Представившись, я чувствую себя обязанным описать свои личные наблюдения в эпоху COVID, поскольку я чувствую огромную несоответствие между сообщениями в СМИ и событиями в моем большом медицинском центре.
Кто-то скажет, что мои личные наблюдения недействительны, потому что они не представляют наиболее сильно пострадавшие от COVID группы населения. Я бы возразил, что большой третичный медицинский центр обслуживает самых больных пациентов в данной географической области — число, особенно актуальное для COVID. И мои социальные и семейные контакты варьируются от маленьких детей до восьмидесятилетних. Может быть, прочитав мой рассказ, другие вдохновятся прокомментировать «новую одежду императора».
На мой взгляд, для оправдания масштабных социальных отключений потребуются значительные нарушения типичных парадигм лечения. До сих пор во время пандемии я не видел, чтобы в коридорах нашей больницы лечили большое количество пациентов — по крайней мере, не больше, чем обычно. Размещение пациентов в коридорах было обычным делом в отделении неотложной помощи Университета Кентукки уже более десяти лет.
Излишне говорить, что я не видел пациентов, которых лечили в импровизированных сооружениях, таких как палатки или полевые госпитали. Фактически, большой полевой госпиталь, оборудованный весной 2020 года на базе спортивного тренировочного центра Университета Кентукки, никогда не использовался для размещения пациентов и теперь вернулся к использованию в спорте.
СМИ часто называют нехватку коек в отделениях интенсивной терапии проблемой медицинского обслуживания, связанной с пандемией. Я работал в отделении интенсивной терапии моего медицинского центра в нескольких должностях с 1997 года, в последнее время в качестве лечащего гастроэнтеролога, и могу подтвердить почти ежедневную нехватку коек в отделении интенсивной терапии в течение всего этого периода. Я не знаю о каких-либо существенных различиях, связанных с COVID.

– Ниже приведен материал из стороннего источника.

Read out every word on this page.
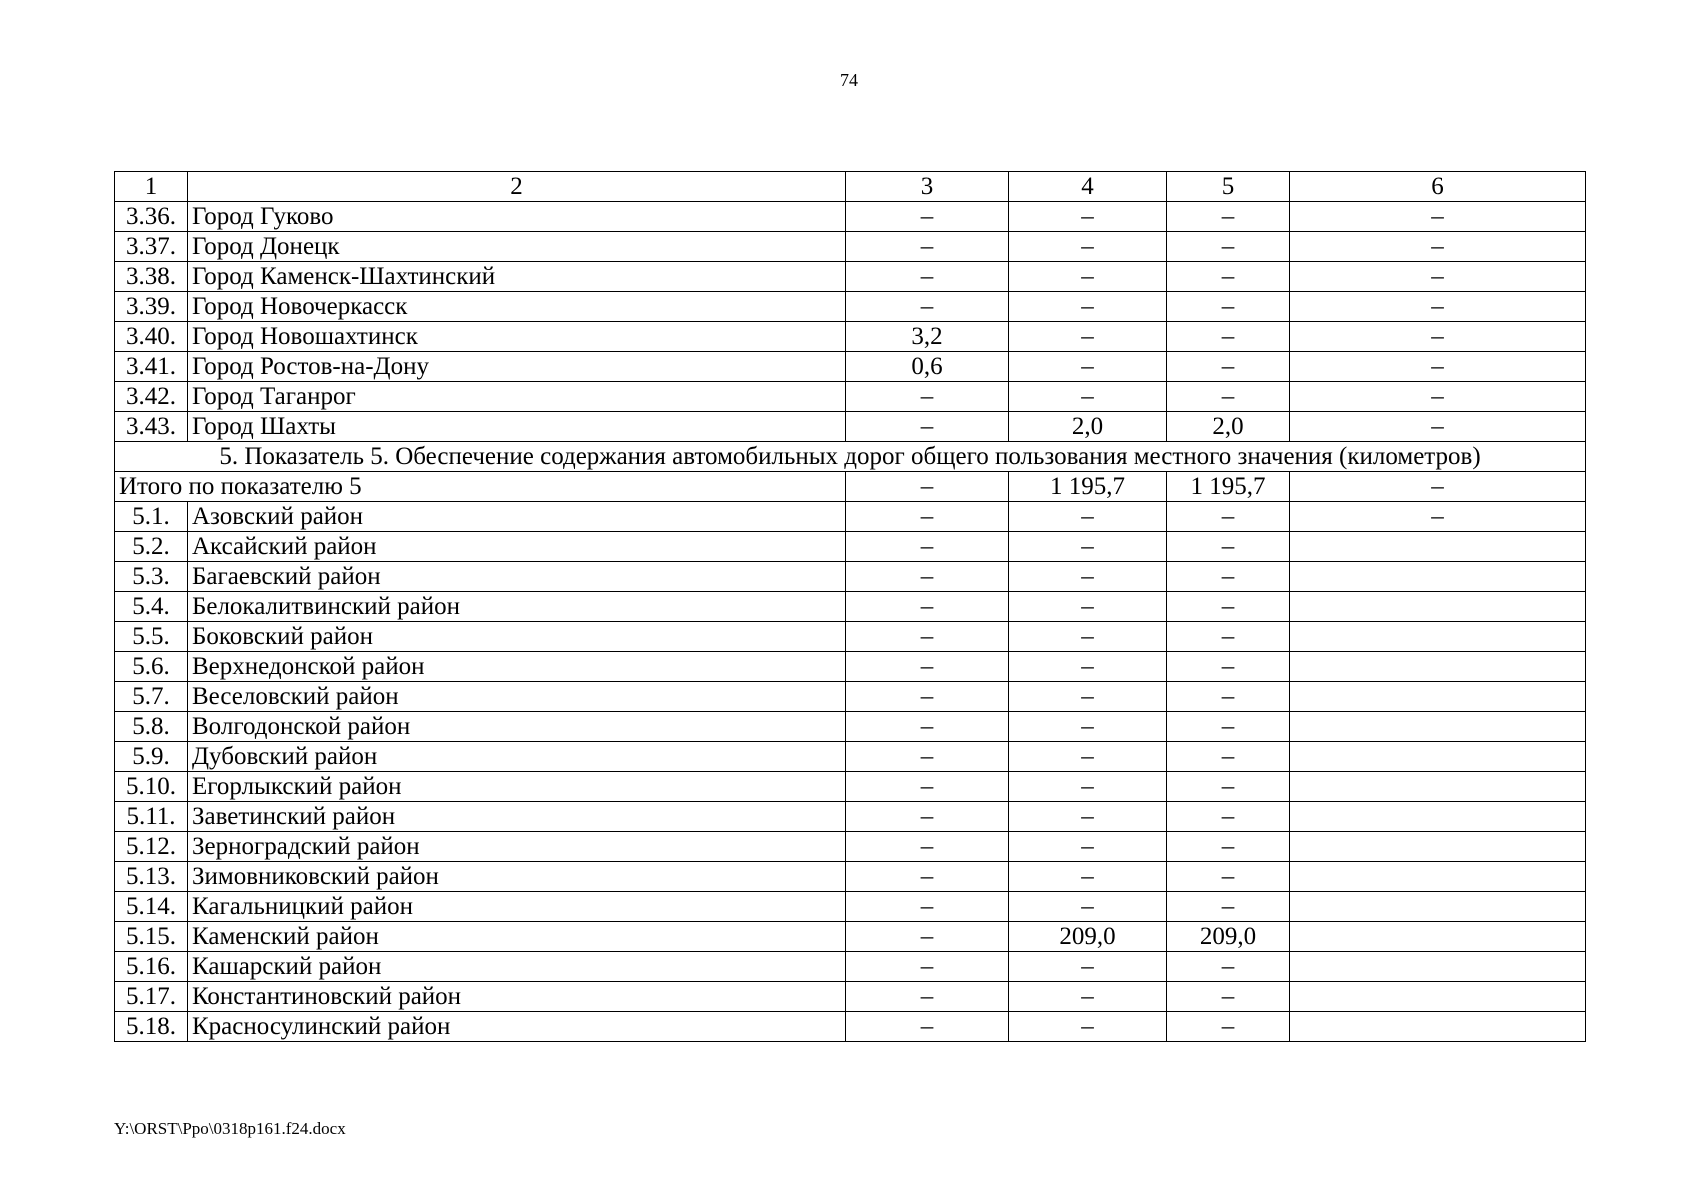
74
1	2	3	4	5	6
3.36.	Город Гуково	–	–	–	–
3.37.	Город Донецк	–	–	–	–
3.38.	Город Каменск-Шахтинский	–	–	–	–
3.39.	Город Новочеркасск	–	–	–	–
3.40.	Город Новошахтинск	3,2	–	–	–
3.41.	Город Ростов-на-Дону	0,6	–	–	–
3.42.	Город Таганрог	–	–	–	–
3.43.	Город Шахты	–	2,0	2,0	–
5. Показатель 5. Обеспечение содержания автомобильных дорог общего пользования местного значения (километров)					
Итого по показателю 5		–	1 195,7	1 195,7	–
5.1.	Азовский район	–	–	–	–
5.2.	Аксайский район	–	–	–	
5.3.	Багаевский район	–	–	–	
5.4.	Белокалитвинский район	–	–	–	
5.5.	Боковский район	–	–	–	
5.6.	Верхнедонской район	–	–	–	
5.7.	Веселовский район	–	–	–	
5.8.	Волгодонской район	–	–	–	
5.9.	Дубовский район	–	–	–	
5.10.	Егорлыкский район	–	–	–	
5.11.	Заветинский район	–	–	–	
5.12.	Зерноградский район	–	–	–	
5.13.	Зимовниковский район	–	–	–	
5.14.	Кагальницкий район	–	–	–	
5.15.	Каменский район	–	209,0	209,0	
5.16.	Кашарский район	–	–	–	
5.17.	Константиновский район	–	–	–	
5.18.	Красносулинский район	–	–	–	
Y:\ORST\Ppo\0318p161.f24.docx
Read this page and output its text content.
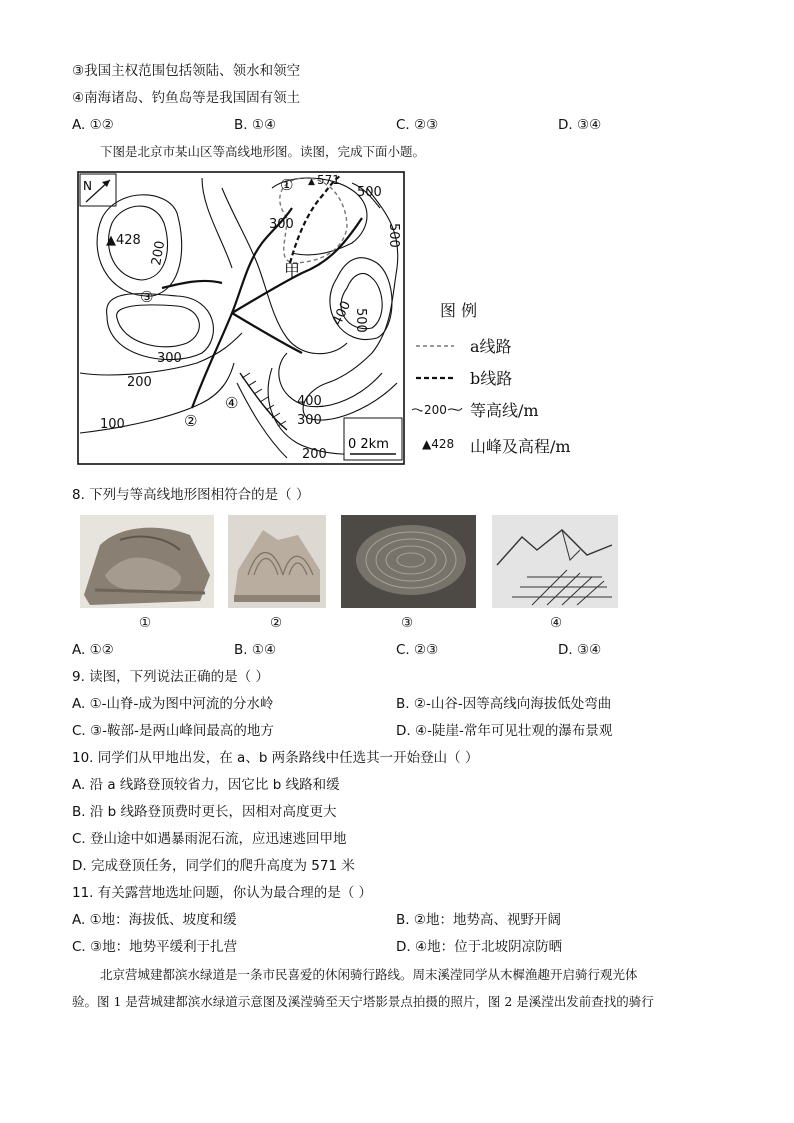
③我国主权范围包括领陆、领水和领空
④南海诸岛、钓鱼岛等是我国固有领土
A. ①②	B. ①④	C. ②③	D. ③④
下图是北京市某山区等高线地形图。读图，完成下面小题。
N
▲428
571
▲
甲
100
200
200
300
300
300
400
400
500
500
500
200
①
②
③
④
0 2km
图 例
a线路
b线路
200 等高线/m
▲428 山峰及高程/m
8. 下列与等高线地形图相符合的是（ ）
①	②	③	④
A. ①②	B. ①④	C. ②③	D. ③④
9. 读图，下列说法正确的是（ ）
A. ①-山脊-成为图中河流的分水岭	B. ②-山谷-因等高线向海拔低处弯曲
C. ③-鞍部-是两山峰间最高的地方	D. ④-陡崖-常年可见壮观的瀑布景观
10. 同学们从甲地出发，在 a、b 两条路线中任选其一开始登山（ ）
A. 沿 a 线路登顶较省力，因它比 b 线路和缓
B. 沿 b 线路登顶费时更长，因相对高度更大
C. 登山途中如遇暴雨泥石流，应迅速逃回甲地
D. 完成登顶任务，同学们的爬升高度为 571 米
11. 有关露营地选址问题，你认为最合理的是（ ）
A. ①地：海拔低、坡度和缓	B. ②地：地势高、视野开阔
C. ③地：地势平缓利于扎营	D. ④地：位于北坡阴凉防晒
北京营城建都滨水绿道是一条市民喜爱的休闲骑行路线。周末溪滢同学从木樨渔趣开启骑行观光体
验。图 1 是营城建都滨水绿道示意图及溪滢骑至天宁塔影景点拍摄的照片，图 2 是溪滢出发前查找的骑行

Около 10 лет назад мне позвонили по поводу члена семьи из Теннесси, которому требовалась помощь в отделении интенсивной терапии, но в Теннесси такой помощи не было. Мы надеялись, что сможем найти койку в отделении интенсивной терапии в Великобритании, но безрезультатно. К сожалению, довольно типично. Интересно, почему все больше практикующих врачей не говорят об этом явлении вместо того, чтобы позволить нехватке коек в отделении интенсивной терапии казаться новинкой и тем самым подпитывать уныние и обреченность повествования о COVID.
Кто-то скажет, что нехватка оборудования для интенсивной терапии представляет собой угрозу стандарту медицинской помощи, вызванную всплесками COVID. Я бы согласился в некоторых отношениях. Однако ответы были неадекватными, особенно на раннем этапе. В моем учреждении почти не было упоминания о паллиативной помощи как о средстве восполнения нехватки оборудования, как будто было бы ересью рассматривать вопрос об отключении системы жизнеобеспечения у хронически больного COVID-инфицированного пациента дома престарелых.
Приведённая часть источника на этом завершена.